Women and Self-Help Culture: Reading Between the Lines
Description:
Simonds writes about women's approach to self-help reading. She is most interested in self-help books directed primarily toward women. These books offer advice about managing relationships, enhancing sexuality, developing self-esteem, becoming assertive, and improving our spiritual lives. Simonds looks at hundreds of books, including such well-known ones as Betty Friedan's The Feminine Mystique, Robin Norwood's Women Who Love Too Much, Harold Kushner's When Bad Things Happen to Good People, and Alexander Comfort's The Joy of Sex. Even though many critics see these books as anti-feminist drivel, their continued success says something about American women's search for meaning. Simonds examines the social construction, cultural consumption, and transmission of ideas about gender and the self. She wants to know why such books are appealing and what their readers are doing with them.
Readers' own responses to self-help books, though varied, do fall into patterns. A few readers reject the messages found in these books but most affirm the content. They look for validation of how they already feel and for answers to their problems. Traditionally women care for others; reading self-help books gives them a chance to nurture themselves.

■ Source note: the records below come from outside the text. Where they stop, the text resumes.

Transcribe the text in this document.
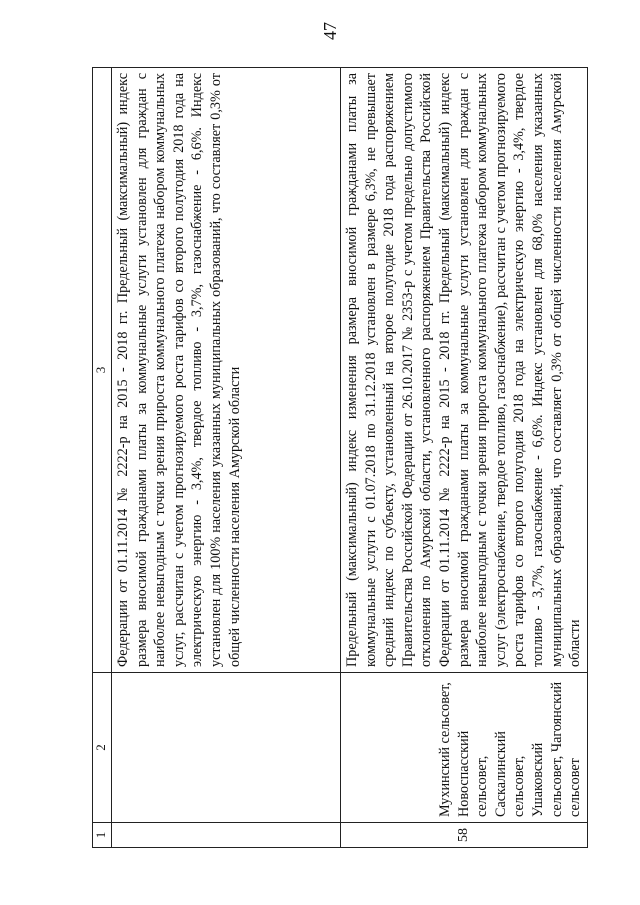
47
1	2	3
		Федерации от 01.11.2014 № 2222-р на 2015 - 2018 гг. Предельный (максимальный) индекс размера вносимой гражданами платы за коммунальные услуги установлен для граждан с наиболее невыгодным с точки зрения прироста коммунального платежа набором коммунальных услуг, рассчитан с учетом прогнозируемого роста тарифов со второго полугодия 2018 года на электрическую энергию - 3,4%, твердое топливо - 3,7%, газоснабжение - 6,6%. Индекс установлен для 100% населения указанных муниципальных образований, что составляет 0,3% от общей численности населения Амурской области
58	Мухинский сельсовет, Новоспасский сельсовет, Саскалинский сельсовет, Ушаковский сельсовет, Чагоянский сельсовет	Предельный (максимальный) индекс изменения размера вносимой гражданами платы за коммунальные услуги с 01.07.2018 по 31.12.2018 установлен в размере 6,3%, не превышает средний индекс по субъекту, установленный на второе полугодие 2018 года распоряжением Правительства Российской Федерации от 26.10.2017 № 2353-р с учетом предельно допустимого отклонения по Амурской области, установленного распоряжением Правительства Российской Федерации от 01.11.2014 № 2222-р на 2015 - 2018 гг. Предельный (максимальный) индекс размера вносимой гражданами платы за коммунальные услуги установлен для граждан с наиболее невыгодным с точки зрения прироста коммунального платежа набором коммунальных услуг (электроснабжение, твердое топливо, газоснабжение), рассчитан с учетом прогнозируемого роста тарифов со второго полугодия 2018 года на электрическую энергию - 3,4%, твердое топливо - 3,7%, газоснабжение - 6,6%. Индекс установлен для 68,0% населения указанных муниципальных образований, что составляет 0,3% от общей численности населения Амурской области
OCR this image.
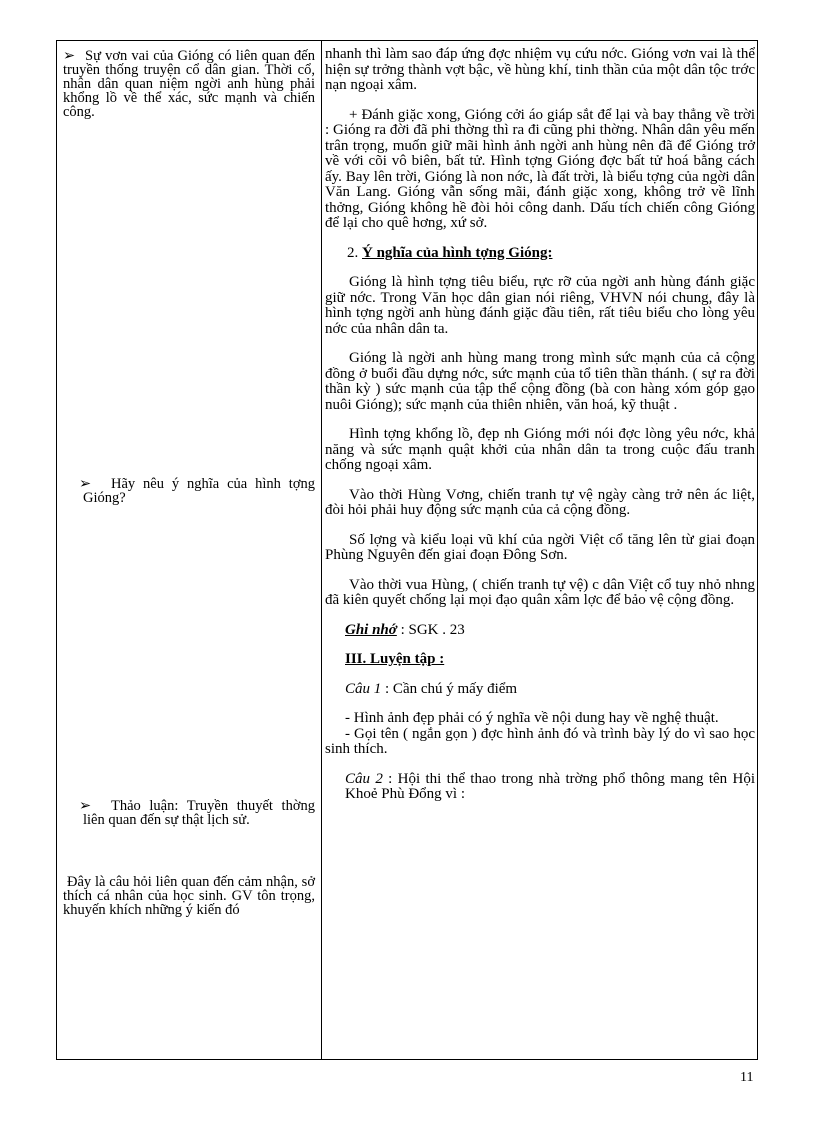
➢ Sự vơn vai của Gióng có liên quan đến truyền thống truyện cổ dân gian. Thời cổ, nhân dân quan niệm ngời anh hùng phải khổng lồ về thể xác, sức mạnh và chiến công.
➢	Hãy nêu ý nghĩa của hình tợng Gióng?
➢	Thảo luận: Truyền thuyết thờng liên quan đến sự thật lịch sử.
Đây là câu hỏi liên quan đến cảm nhận, sở thích cá nhân của học sinh. GV tôn trọng, khuyến khích những ý kiến đó

nhanh thì làm sao đáp ứng đợc nhiệm vụ cứu nớc. Gióng vơn vai là thể hiện sự trởng thành vợt bậc, về hùng khí, tinh thần của một dân tộc trớc nạn ngoại xâm.

+ Đánh giặc xong, Gióng cởi áo giáp sắt để lại và bay thẳng về trời : Gióng ra đời đã phi thờng thì ra đi cũng phi thờng. Nhân dân yêu mến trân trọng, muốn giữ mãi hình ảnh ngời anh hùng nên đã để Gióng trở về với cõi vô biên, bất tử. Hình tợng Gióng đợc bất tử hoá bằng cách ấy. Bay lên trời, Gióng là non nớc, là đất trời, là biểu tợng của ngời dân Văn Lang. Gióng vẫn sống mãi, đánh giặc xong, không trở về lĩnh thởng, Gióng không hề đòi hỏi công danh. Dấu tích chiến công Gióng để lại cho quê hơng, xứ sở.

2. Ý nghĩa của hình tợng Gióng:

Gióng là hình tợng tiêu biểu, rực rỡ của ngời anh hùng đánh giặc giữ nớc. Trong Văn học dân gian nói riêng, VHVN nói chung, đây là hình tợng ngời anh hùng đánh giặc đầu tiên, rất tiêu biểu cho lòng yêu nớc của nhân dân ta.

Gióng là ngời anh hùng mang trong mình sức mạnh của cả cộng đồng ở buổi đầu dựng nớc, sức mạnh của tổ tiên thần thánh. ( sự ra đời thần kỳ ) sức mạnh của tập thể cộng đồng (bà con hàng xóm góp gạo nuôi Gióng); sức mạnh của thiên nhiên, văn hoá, kỹ thuật .

Hình tợng khổng lồ, đẹp nh Gióng mới nói đợc lòng yêu nớc, khả năng và sức mạnh quật khởi của nhân dân ta trong cuộc đấu tranh chống ngoại xâm.

Vào thời Hùng Vơng, chiến tranh tự vệ ngày càng trở nên ác liệt, đòi hỏi phải huy động sức mạnh của cả cộng đồng.

Số lợng và kiểu loại vũ khí của ngời Việt cổ tăng lên từ giai đoạn Phùng Nguyên đến giai đoạn Đông Sơn.

Vào thời vua Hùng, ( chiến tranh tự vệ) c dân Việt cổ tuy nhỏ nhng đã kiên quyết chống lại mọi đạo quân xâm lợc để bảo vệ cộng đồng.

Ghi nhớ : SGK . 23

III. Luyện tập :

Câu 1 : Cần chú ý mấy điểm

- Hình ảnh đẹp phải có ý nghĩa về nội dung hay về nghệ thuật.

- Gọi tên ( ngắn gọn ) đợc hình ảnh đó và trình bày lý do vì sao học sinh thích.

Câu 2 : Hội thi thể thao trong nhà trờng phổ thông mang tên Hội Khoẻ Phù Đổng vì :

11
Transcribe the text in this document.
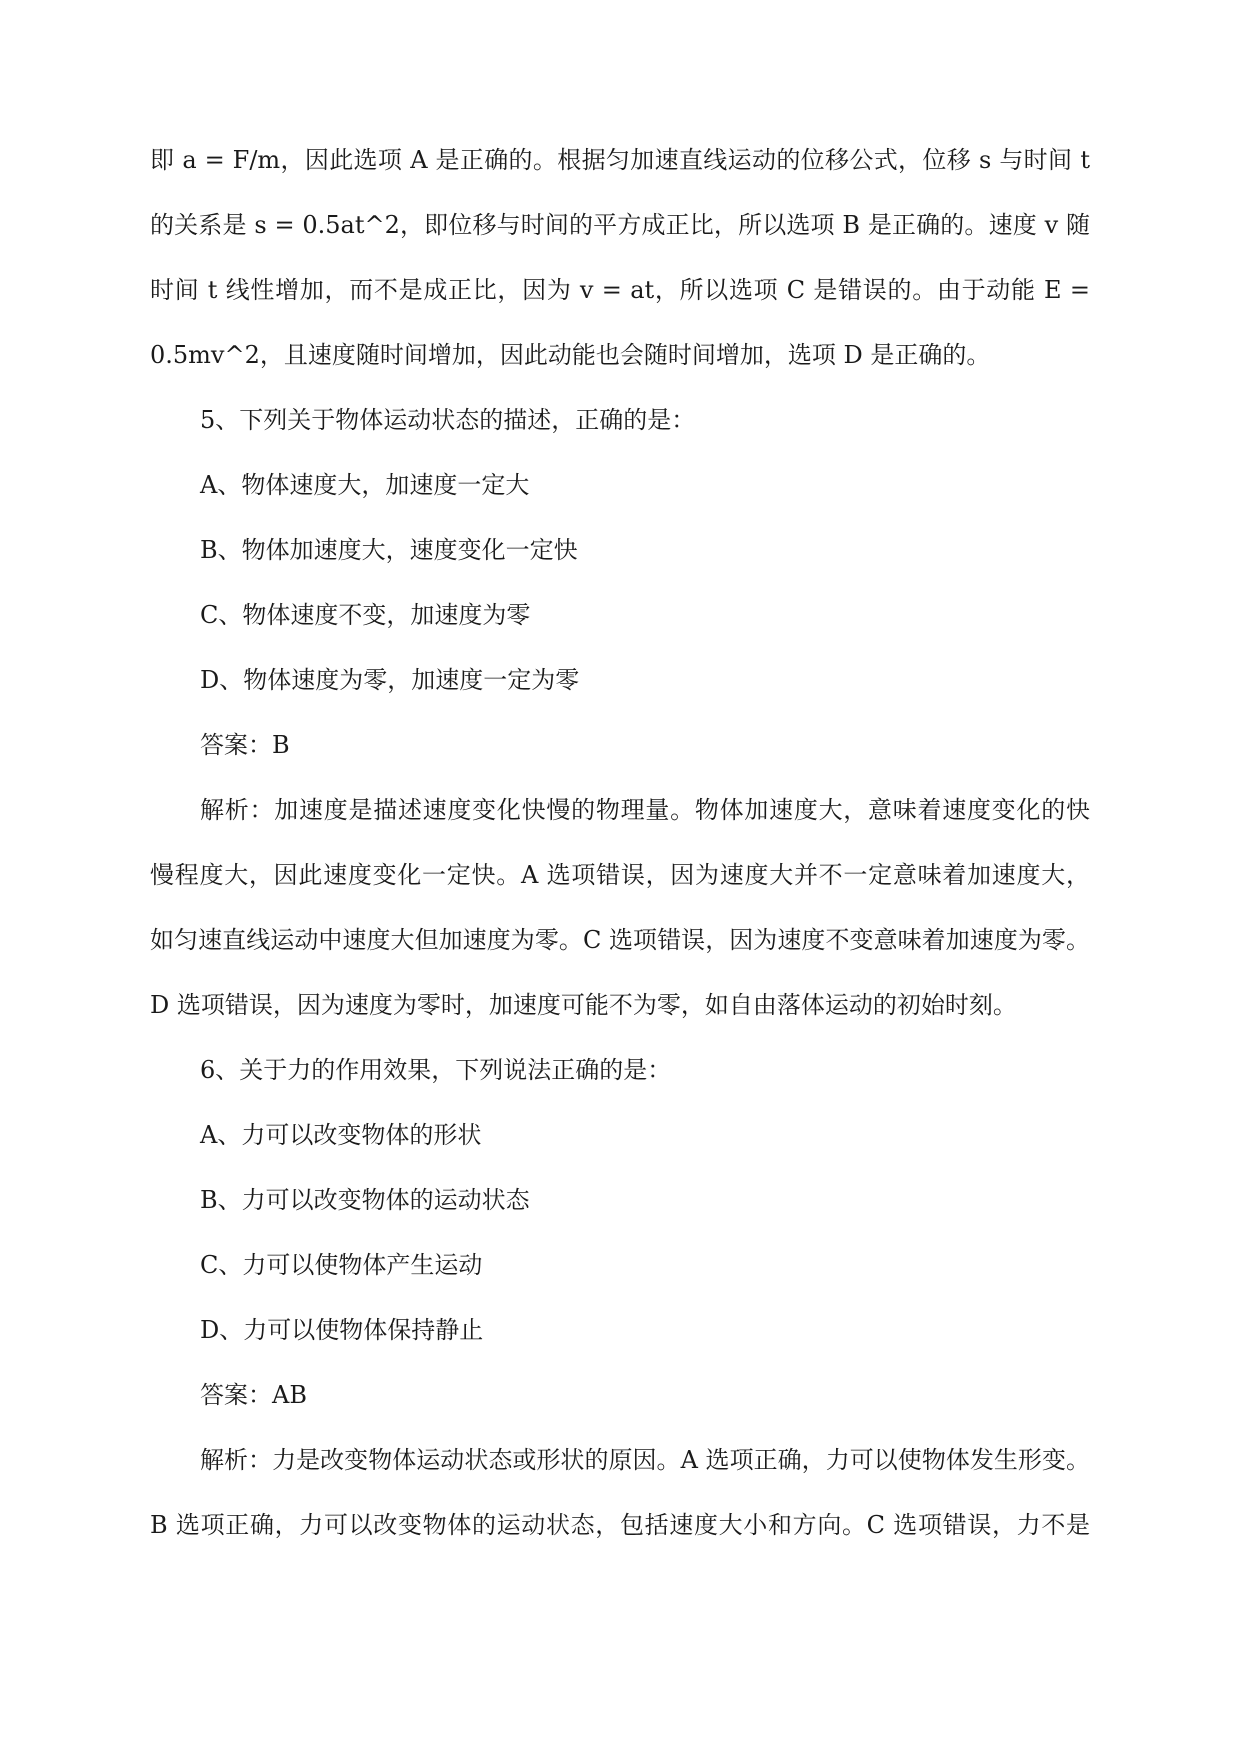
即 a = F/m，因此选项 A 是正确的。根据匀加速直线运动的位移公式，位移 s 与时间 t
的关系是 s = 0.5at^2，即位移与时间的平方成正比，所以选项 B 是正确的。速度 v 随
时间 t 线性增加，而不是成正比，因为 v = at，所以选项 C 是错误的。由于动能 E =
0.5mv^2，且速度随时间增加，因此动能也会随时间增加，选项 D 是正确的。
5、下列关于物体运动状态的描述，正确的是：
A、物体速度大，加速度一定大
B、物体加速度大，速度变化一定快
C、物体速度不变，加速度为零
D、物体速度为零，加速度一定为零
答案：B
解析：加速度是描述速度变化快慢的物理量。物体加速度大，意味着速度变化的快
慢程度大，因此速度变化一定快。A 选项错误，因为速度大并不一定意味着加速度大，
如匀速直线运动中速度大但加速度为零。C 选项错误，因为速度不变意味着加速度为零。
D 选项错误，因为速度为零时，加速度可能不为零，如自由落体运动的初始时刻。
6、关于力的作用效果，下列说法正确的是：
A、力可以改变物体的形状
B、力可以改变物体的运动状态
C、力可以使物体产生运动
D、力可以使物体保持静止
答案：AB
解析：力是改变物体运动状态或形状的原因。A 选项正确，力可以使物体发生形变。
B 选项正确，力可以改变物体的运动状态，包括速度大小和方向。C 选项错误，力不是
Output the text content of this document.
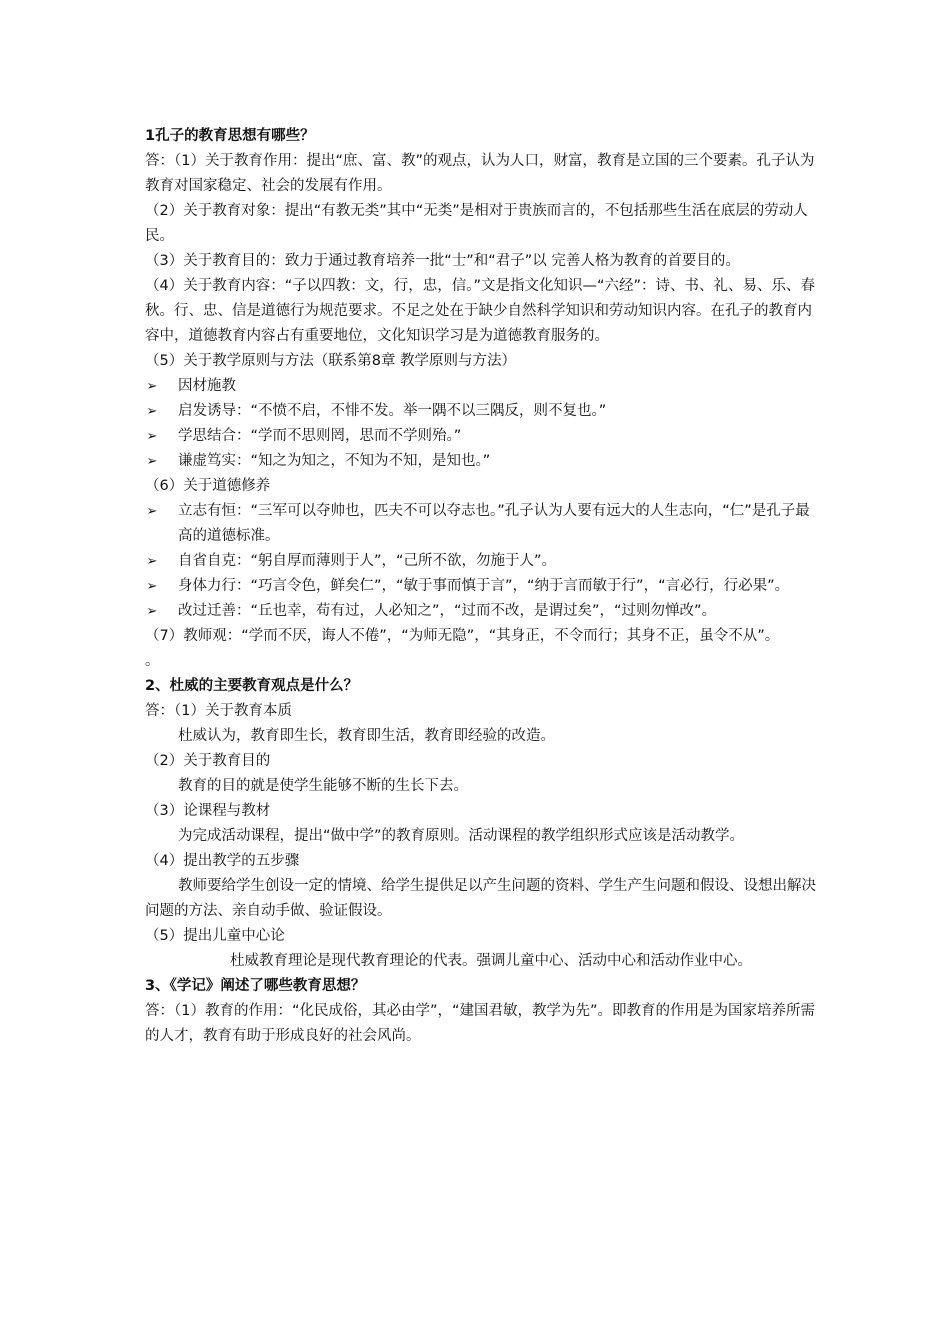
1孔子的教育思想有哪些？

答：（1）关于教育作用：提出“庶、富、教”的观点，认为人口，财富，教育是立国的三个要素。孔子认为教育对国家稳定、社会的发展有作用。

（2）关于教育对象：提出“有教无类”其中“无类”是相对于贵族而言的，不包括那些生活在底层的劳动人民。

（3）关于教育目的：致力于通过教育培养一批“士”和“君子”以 完善人格为教育的首要目的。

（4）关于教育内容：“子以四教：文，行，忠，信。”文是指文化知识—“六经”：诗、书、礼、易、乐、春秋。行、忠、信是道德行为规范要求。不足之处在于缺少自然科学知识和劳动知识内容。在孔子的教育内容中，道德教育内容占有重要地位，文化知识学习是为道德教育服务的。

（5）关于教学原则与方法（联系第8章 教学原则与方法）

➢ 因材施教

➢ 启发诱导：“不愤不启，不悱不发。举一隅不以三隅反，则不复也。”

➢ 学思结合：“学而不思则罔，思而不学则殆。”

➢ 谦虚笃实：“知之为知之，不知为不知，是知也。”

（6）关于道德修养

➢ 立志有恒：“三军可以夺帅也，匹夫不可以夺志也。”孔子认为人要有远大的人生志向，“仁”是孔子最高的道德标准。

➢ 自省自克：“躬自厚而薄则于人”，“己所不欲，勿施于人”。

➢ 身体力行：“巧言令色，鲜矣仁”，“敏于事而慎于言”，“纳于言而敏于行”，“言必行，行必果”。

➢ 改过迁善：“丘也幸，苟有过，人必知之”，“过而不改，是谓过矣”，“过则勿惮改”。

（7）教师观：“学而不厌，诲人不倦”，“为师无隐”，“其身正，不令而行；其身不正，虽令不从”。

。

2、杜威的主要教育观点是什么？

答：（1）关于教育本质

杜威认为，教育即生长，教育即生活，教育即经验的改造。

（2）关于教育目的

教育的目的就是使学生能够不断的生长下去。

（3）论课程与教材

为完成活动课程，提出“做中学”的教育原则。活动课程的教学组织形式应该是活动教学。

（4）提出教学的五步骤

教师要给学生创设一定的情境、给学生提供足以产生问题的资料、学生产生问题和假设、设想出解决问题的方法、亲自动手做、验证假设。

（5）提出儿童中心论

杜威教育理论是现代教育理论的代表。强调儿童中心、活动中心和活动作业中心。

3、《学记》阐述了哪些教育思想？

答：（1）教育的作用：“化民成俗，其必由学”，“建国君敏，教学为先”。即教育的作用是为国家培养所需的人才，教育有助于形成良好的社会风尚。
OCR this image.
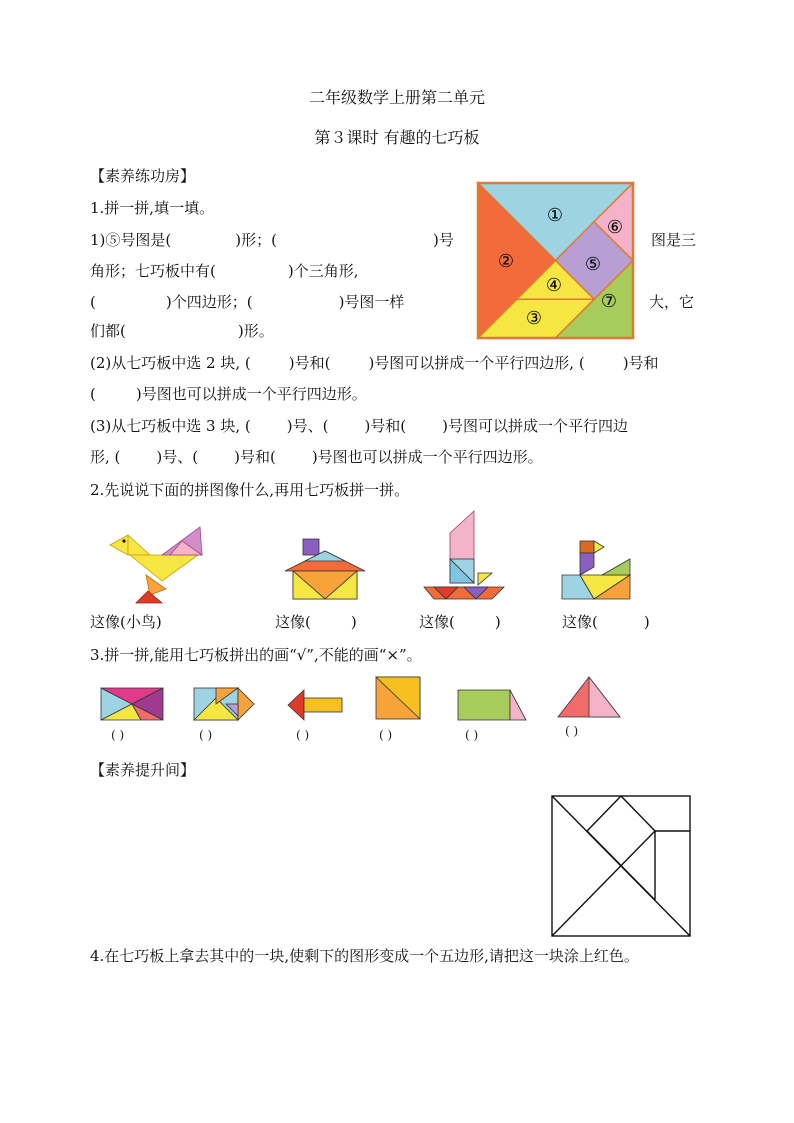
二年级数学上册第二单元
第３课时 有趣的七巧板
【素养练功房】
1.拼一拼,填一填。
1)⑤号图是(	)形；(	)号	图是三
角形；七巧板中有(	)个三角形,
(	)个四边形；(	)号图一样	大，它
们都(	)形。
①
②
③
④
⑤
⑥
⑦
(2)从七巧板中选 2 块, (	)号和(	)号图可以拼成一个平行四边形, (	)号和
(	)号图也可以拼成一个平行四边形。
(3)从七巧板中选 3 块, ( )号、( )号和( )号图可以拼成一个平行四边
形, ( )号、( )号和( )号图也可以拼成一个平行四边形。
2.先说说下面的拼图像什么,再用七巧板拼一拼。
这像(小鸟)	这像(	)	这像(	)	这像(	)
3.拼一拼,能用七巧板拼出的画“√”,不能的画“×”。
( )	( )	( )	( )	( )	( )
【素养提升间】
4.在七巧板上拿去其中的一块,使剩下的图形变成一个五边形,请把这一块涂上红色。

Simonds explores the cultural messages offered by self-help books. What do the books preach about blame, feminism, and individualism? She looks at sex manuals which advise their readers not only to learn techniques but also to improve their self-identities. She looks at self-help books that deal with the larger arena of relationships between men and women. Authors see such relationships as plagued by nearly insurmountable problems. Men are obstacles that women must work around as they attempt to forge meaningful relationships in what is characterized as a war zone.
Simonds discusses the place of self-help books in relation to other forms of culture. She views self-help books as an example of the didacticism that pervades women's experiences. In her words, "self-help culture is our culture." The same therapeutic culture that characterizes self-help books can also be found in magazines, soap operas, and talk shows. These books are buyable therapy. In a sense, self-help books commodify readers by urging them to make themselves into objects of analysis and improvement. Such books try to give their readers an understanding of existing problems, but they also help create the problems.
Are self-help books politically conservative or liberating? There is no easy answer. The authors of self-help books seek answers through individual change, not social change. They reinforce the traditional dependence of women on authority. But at the same time Simonds argues that self-help books can validate caring, and serve as a form of women caring for women. These books shift the emphasis of caring, as they encourage their readers to care less about their involvements with others and more about their own personal development, but for the ultimate goal of achieving better connections with others.